Les États-Unis n'ont pas de loi fédérale interdisant les châtiments corporels et 19 États autorisent encore les châtiments corporels dans les écoles.
Tout cela contraste avec le fait qu'il y a maintenant 49 pays qui ont interdit les châtiments corporels dans tous les contextes, et plus de 100 qui l'ont interdit dans les écoles.
1. Fortson, BL, J Klevens, MT Merrick, Gilbert LK, Alexander SP (2016). Prévention de la maltraitance et de la négligence envers les enfants: un ensemble technique pour les politiques, les normes et les activités programmatiques.
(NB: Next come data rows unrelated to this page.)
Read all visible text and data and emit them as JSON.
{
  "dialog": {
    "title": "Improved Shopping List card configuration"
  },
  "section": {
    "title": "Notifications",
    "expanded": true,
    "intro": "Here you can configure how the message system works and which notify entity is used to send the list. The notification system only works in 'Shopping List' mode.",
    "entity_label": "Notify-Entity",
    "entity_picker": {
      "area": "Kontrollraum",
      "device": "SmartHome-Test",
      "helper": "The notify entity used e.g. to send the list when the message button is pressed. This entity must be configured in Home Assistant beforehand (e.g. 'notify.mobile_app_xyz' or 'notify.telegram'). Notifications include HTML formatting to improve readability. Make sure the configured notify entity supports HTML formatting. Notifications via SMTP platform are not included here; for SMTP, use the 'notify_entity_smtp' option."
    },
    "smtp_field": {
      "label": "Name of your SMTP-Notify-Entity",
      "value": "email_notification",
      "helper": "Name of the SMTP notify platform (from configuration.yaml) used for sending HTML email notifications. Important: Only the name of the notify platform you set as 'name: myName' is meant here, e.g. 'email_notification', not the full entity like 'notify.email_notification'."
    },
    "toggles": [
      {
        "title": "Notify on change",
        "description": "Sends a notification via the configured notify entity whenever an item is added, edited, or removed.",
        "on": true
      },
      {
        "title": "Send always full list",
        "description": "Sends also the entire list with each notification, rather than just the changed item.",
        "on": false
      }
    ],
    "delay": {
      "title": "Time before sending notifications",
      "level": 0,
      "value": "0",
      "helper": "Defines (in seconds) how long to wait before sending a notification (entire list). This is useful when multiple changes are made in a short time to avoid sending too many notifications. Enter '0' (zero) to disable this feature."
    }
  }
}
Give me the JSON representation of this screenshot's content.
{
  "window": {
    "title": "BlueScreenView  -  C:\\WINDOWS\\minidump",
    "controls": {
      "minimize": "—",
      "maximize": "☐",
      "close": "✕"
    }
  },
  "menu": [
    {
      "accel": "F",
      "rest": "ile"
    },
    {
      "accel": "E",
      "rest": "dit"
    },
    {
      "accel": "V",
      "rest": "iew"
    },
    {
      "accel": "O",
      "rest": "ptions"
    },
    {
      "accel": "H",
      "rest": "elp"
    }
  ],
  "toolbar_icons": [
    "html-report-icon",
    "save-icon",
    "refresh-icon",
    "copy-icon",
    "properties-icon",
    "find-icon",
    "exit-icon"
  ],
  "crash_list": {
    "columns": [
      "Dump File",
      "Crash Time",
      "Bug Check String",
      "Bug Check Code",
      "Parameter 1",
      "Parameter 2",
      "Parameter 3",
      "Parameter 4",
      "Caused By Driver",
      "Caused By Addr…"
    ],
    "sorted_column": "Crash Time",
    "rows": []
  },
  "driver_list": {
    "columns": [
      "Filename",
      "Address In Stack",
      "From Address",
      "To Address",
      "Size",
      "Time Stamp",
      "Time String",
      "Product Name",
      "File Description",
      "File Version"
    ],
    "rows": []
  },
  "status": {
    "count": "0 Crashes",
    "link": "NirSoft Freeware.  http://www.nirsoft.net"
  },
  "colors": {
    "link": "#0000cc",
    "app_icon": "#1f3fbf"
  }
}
Atlanta, GA: Centre national de prévention et de contrôle des traumatismes – Centres de contrôle et de prévention des maladies.
Le Dr Holinger est l'ancien doyen de l'Institut de psychanalyse de Chicago et l'un des fondateurs du Centre de psychothérapie pour enfants et adolescents. Il se concentre sur le développement du nourrisson et de l'enfant. Le Dr Holinger est également l'auteur du livre acclamé What Babies Say Before They Can Talk.